Class QuestionMatcher

java.lang.Object
org.ek9lang.assist.QuestionMatcher

public class QuestionMatcher extends Object
BM25F-based fuzzy matcher for Q&A questions. Uses field-weighted BM25 scoring across five zones (keywords, question text, alternate phrasings, answer text, migration context) with Levenshtein-based fuzzy matching integrated as fractional term frequency. IDF (inverse document frequency) ensures rare, discriminating terms contribute more to the score than common ones.
  • Constructor Details

    • QuestionMatcher

      public QuestionMatcher()
    • QuestionMatcher

      public QuestionMatcher(ConceptRegistry conceptRegistry)
  • Method Details

    • findBestMatches

      public List<QuestionAndAnswer> findBestMatches(String input, QuestionRegistry registry, int maxResults)
      Find the best matching questions for the given input text. Uses BM25F scoring with field weights, IDF, and concept-based query expansion.
    • findBestMatches

      public List<QuestionAndAnswer> findBestMatches(String input, QuestionRegistry registry)
      Find the best matching questions using default max results (3).
    • findScoredMatches

      public List<QuestionMatcher.ScoredQuestion> findScoredMatches(String input, QuestionRegistry registry, int maxResults)
      Find best matches with scores, so callers can distinguish best from also-relevant.
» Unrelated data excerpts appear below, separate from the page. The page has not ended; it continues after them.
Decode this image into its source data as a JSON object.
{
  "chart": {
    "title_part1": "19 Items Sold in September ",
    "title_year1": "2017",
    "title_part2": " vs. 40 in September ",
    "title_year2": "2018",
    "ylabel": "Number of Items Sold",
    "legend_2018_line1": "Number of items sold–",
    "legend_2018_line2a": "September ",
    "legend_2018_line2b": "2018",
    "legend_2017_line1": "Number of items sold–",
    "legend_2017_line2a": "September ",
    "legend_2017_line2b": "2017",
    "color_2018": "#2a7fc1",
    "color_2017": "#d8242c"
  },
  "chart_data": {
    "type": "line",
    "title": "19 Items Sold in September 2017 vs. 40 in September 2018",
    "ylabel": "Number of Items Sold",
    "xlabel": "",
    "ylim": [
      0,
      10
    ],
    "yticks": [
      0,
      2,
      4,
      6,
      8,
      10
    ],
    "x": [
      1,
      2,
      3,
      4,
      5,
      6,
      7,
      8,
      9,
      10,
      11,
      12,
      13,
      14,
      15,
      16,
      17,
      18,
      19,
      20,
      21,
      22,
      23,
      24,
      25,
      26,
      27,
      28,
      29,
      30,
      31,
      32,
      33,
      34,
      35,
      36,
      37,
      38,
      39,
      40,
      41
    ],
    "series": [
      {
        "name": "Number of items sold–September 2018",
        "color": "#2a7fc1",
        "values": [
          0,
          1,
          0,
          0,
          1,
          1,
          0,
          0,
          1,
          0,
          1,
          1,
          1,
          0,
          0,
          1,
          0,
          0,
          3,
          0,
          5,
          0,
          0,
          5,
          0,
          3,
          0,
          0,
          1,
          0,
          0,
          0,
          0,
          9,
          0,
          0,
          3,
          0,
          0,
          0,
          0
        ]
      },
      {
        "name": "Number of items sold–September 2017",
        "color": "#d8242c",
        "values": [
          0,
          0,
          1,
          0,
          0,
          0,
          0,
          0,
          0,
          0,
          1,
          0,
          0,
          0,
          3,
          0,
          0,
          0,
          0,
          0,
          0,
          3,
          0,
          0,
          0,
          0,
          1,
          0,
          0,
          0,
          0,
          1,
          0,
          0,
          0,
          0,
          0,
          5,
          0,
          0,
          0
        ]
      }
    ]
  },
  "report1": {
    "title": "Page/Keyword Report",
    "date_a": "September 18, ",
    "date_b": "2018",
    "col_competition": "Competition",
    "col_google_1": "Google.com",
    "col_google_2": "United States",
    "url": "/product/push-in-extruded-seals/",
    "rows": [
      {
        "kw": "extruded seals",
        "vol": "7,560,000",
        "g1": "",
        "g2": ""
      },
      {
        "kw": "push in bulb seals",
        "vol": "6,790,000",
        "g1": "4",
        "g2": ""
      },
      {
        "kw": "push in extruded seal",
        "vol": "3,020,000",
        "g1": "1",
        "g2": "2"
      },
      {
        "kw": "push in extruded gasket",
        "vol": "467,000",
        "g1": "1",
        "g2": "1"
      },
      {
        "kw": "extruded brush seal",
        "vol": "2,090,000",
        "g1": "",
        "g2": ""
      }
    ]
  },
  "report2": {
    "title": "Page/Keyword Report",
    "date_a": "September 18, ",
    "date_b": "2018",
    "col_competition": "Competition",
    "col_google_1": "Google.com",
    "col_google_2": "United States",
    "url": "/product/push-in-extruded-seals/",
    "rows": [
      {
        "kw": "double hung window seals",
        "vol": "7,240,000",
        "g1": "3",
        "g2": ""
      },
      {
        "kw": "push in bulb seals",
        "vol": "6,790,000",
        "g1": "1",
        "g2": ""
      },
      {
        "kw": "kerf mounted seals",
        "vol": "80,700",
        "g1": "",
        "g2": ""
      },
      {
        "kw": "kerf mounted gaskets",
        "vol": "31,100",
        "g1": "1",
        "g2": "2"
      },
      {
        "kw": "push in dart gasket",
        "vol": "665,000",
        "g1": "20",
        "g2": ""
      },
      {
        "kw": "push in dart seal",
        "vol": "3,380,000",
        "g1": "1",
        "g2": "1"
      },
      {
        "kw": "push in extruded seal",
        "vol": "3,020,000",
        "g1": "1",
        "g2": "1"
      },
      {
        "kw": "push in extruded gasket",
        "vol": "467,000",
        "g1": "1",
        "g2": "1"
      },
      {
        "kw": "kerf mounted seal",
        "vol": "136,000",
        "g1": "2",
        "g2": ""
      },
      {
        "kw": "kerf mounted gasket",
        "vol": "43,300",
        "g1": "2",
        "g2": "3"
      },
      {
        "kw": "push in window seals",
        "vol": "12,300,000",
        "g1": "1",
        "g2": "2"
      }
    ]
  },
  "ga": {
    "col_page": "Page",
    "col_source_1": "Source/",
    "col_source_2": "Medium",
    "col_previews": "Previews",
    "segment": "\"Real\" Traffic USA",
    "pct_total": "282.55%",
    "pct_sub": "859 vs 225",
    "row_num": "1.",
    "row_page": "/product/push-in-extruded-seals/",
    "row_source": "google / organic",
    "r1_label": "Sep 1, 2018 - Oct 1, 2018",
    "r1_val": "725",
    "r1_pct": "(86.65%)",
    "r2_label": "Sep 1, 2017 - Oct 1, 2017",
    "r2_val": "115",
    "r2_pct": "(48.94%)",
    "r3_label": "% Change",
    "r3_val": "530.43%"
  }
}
Higher score means better match (BM25F convention).
    • applyRelevanceBoost

      static double applyRelevanceBoost(double score, int relevance, int inputTokenCount)
      Boost BM25F score based on how many original query tokens appear in the question title. Prevents concept expansion from drowning specific matches under broad generic Q&As. A query "dynamic class" matching a title "How do dynamic classes work?" gets boosted over "Naming conventions for types" which matches only via concept expansion.
    • bm25fScore

      double bm25fScore(Map<String,Double> weightedTokens, QuestionAndAnswer candidate, Map<String,Double> idfMap, double[] avgFieldLengths)
      Compute BM25F score for a query against a candidate question. Higher score means better match. Scores each query token across five weighted fields (keywords, question text, alternates, answer text, migration context), combines with IDF weighting, applies BM25 term frequency saturation, and scales by concept ring weight.
    • questionRelevance

      int questionRelevance(Set<String> inputTokens, QuestionAndAnswer candidate)
      Count how many input tokens match words in the canonical question text. Used as a tiebreaker: questions whose title directly mentions the query terms are more relevant than questions where those terms appear only as secondary keywords.
    • findByCategory

      public List<QuestionAndAnswer> findByCategory(String input, QuestionRegistry registry)
      Find a category whose name fuzzy-matches the input. Returns the matching category's questions, or empty list if no match.
    • fuzzyScore

      static double fuzzyScore(int levenshteinCost)